Effet de mode ou pas, les madskills s’imposent dans les échanges du milieu des ressources humaines. Le marché du travail serait plus ouvert aux « crazy people ». Info ou intox ?
Le landernau du management s’agite régulièrement à l’arrivée de nouveaux concepts. Avant de passer au suivant. L’un des derniers concepts en date cible les madskills. « L’idée fait parler, reconnaît Audrey Richard, vice-présidente de l’ANDRH (Association nationale des directeurs des ressources humaines) et DRH du groupe Up, société coopérative internationale, spécialisée dans le développement de systèmes de paiement et de solutions de gestion. Même si elle n’est pas arrivée partout. »
Nouveau filtre du recrutement ?
Le dernier communiqué de presse d’Indeed, le moteur de recherche d’emploi, présent dans 60 pays, disponible dans 28 langues et qui accueille 250 Millions d’internautes par mois, n’hésite pas à parler de « trésor parfois insoupçonné et sous-exploité par les candidats » à propos des madskills. Pour les non-anglicistes, mad se traduit par fou et skills par compétences. Les madskills ? Des compétences atypiques, celles qui apparaissent généralement tout en bas du curriculum vitae. La petite ligne souvent bâclée. À tort.

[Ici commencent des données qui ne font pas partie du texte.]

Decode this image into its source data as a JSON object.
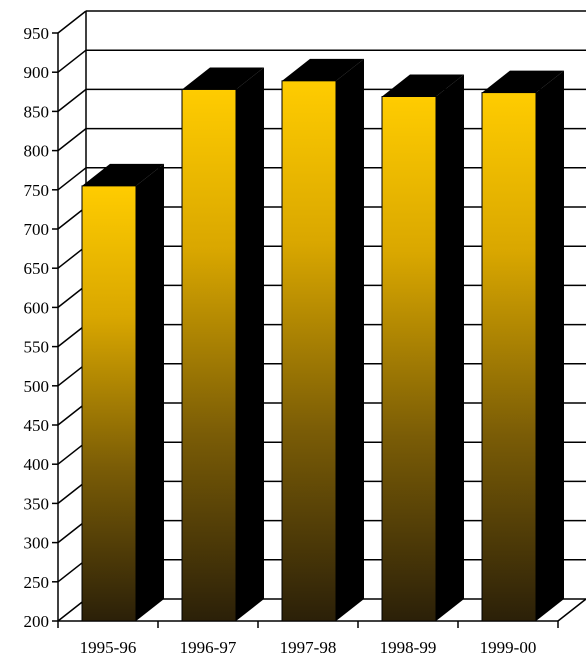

« Ce n’est pas un effet de mode, commente d’emblée Charles Chantala, directeur commercial d’Indeed France. Le phénomène se vérifie sur le terrain. Les recruteurs manifestent une certaine méfiance par rapport à des équipes trop homogènes. 1 + 1 peut être égal à trois, en matière de ressources humaines, si alchimie il y a. Composer une équipe n’est pas une science exacte. Sa qualité ne dépend pas de la somme des compétences techniques, mais de la complémentarité. Accessoire hier – on en parlait par politesse naguère à la fin du processus de recrutement –, le « hobby » donne un indice. Les recruteurs sont de plus en plus attirés par des profils plus atypiques. » Selon le sondage publié par Indeed en septembre 2019, 68 % des recruteurs attachent de l’importance aux expériences personnelles et aux hobbys à la lecture du CV, 54 % déclarent même qu’une expérience professionnelle atypique a déjà eu un impact positif sur leur décision d’embauche.
Un faux ami ?
Mais atypique à quel point ? Est-ce valable dans tous les secteurs ? Et les madskills seraient-ils devenus parfois l’unique critère ? « Dans la vraie vie, entame Francis Petel, vice-président de la commission nationale éducation formation de la CPME – Confédération des petites et moyennes entreprises –, ça ne correspond pas à la pratique. Hier basé sur les seules compétences métier, le recrutement s’appuie désormais sur des compétences transversales.
Mais de là à dire que l’on ne s’occuperait plus des premières, il y a un pas à ne pas franchir. Est-ce qu’on peut se passer des hardskills ? Si dans une très petite entreprise une compétence technique ne relève que d’un seul collaborateur, les madskills ne sauront être le seul critère de recrutement. C’est la difficulté à recruter qui pousse à voir fleurir ces éléments de langage. » Il n’empêche, les articles se multiplient qui soulignent l’émergence d’une authentique suprématie des madskills. Ces traits personnels l’emporteraient sur le reste ? Démenti en demi-teinte de l’Apec (Association pour l’emploi des cadres) : « Ce n’est pas une recette appliquée partout, dénie Pierre Lamblin, directeur du département étude et recherches. Ce n’est pas ce que l’on voit chez les cadres, surtout dans les secteurs conventionnels. Dans les métiers à forte créativité, en revanche, comme la communication ou bien encore le numérique, là, une entreprise est plus souvent amenée à choisir son futur collaborateur à partir de ses madskills. Son originalité, il faut la mettre en musique à bon escient. »
Tout est question de dosage. Côté recruteurs, côté candidats aussi. « Introduire une dimension trop originale dans un CV risque de générer un réflexe de dissuasion, prévient Lionel Prud’homme, directeur de l’école IGS-RH Paris. Sortir du lot, oui, pour accrocher, mais pas trop pour ne pas passer pour fou ! C’est un jeu subtil. Et puis ce qui est original un jour pourrait ne plus l’être le lendemain. La petite ligne du bas doit être réactualisée régulièrement. » Le choix de l’expérience extraprofessionnelle à mettre en avant doit être réfléchi, en adéquation avec les attendus de l’entreprise.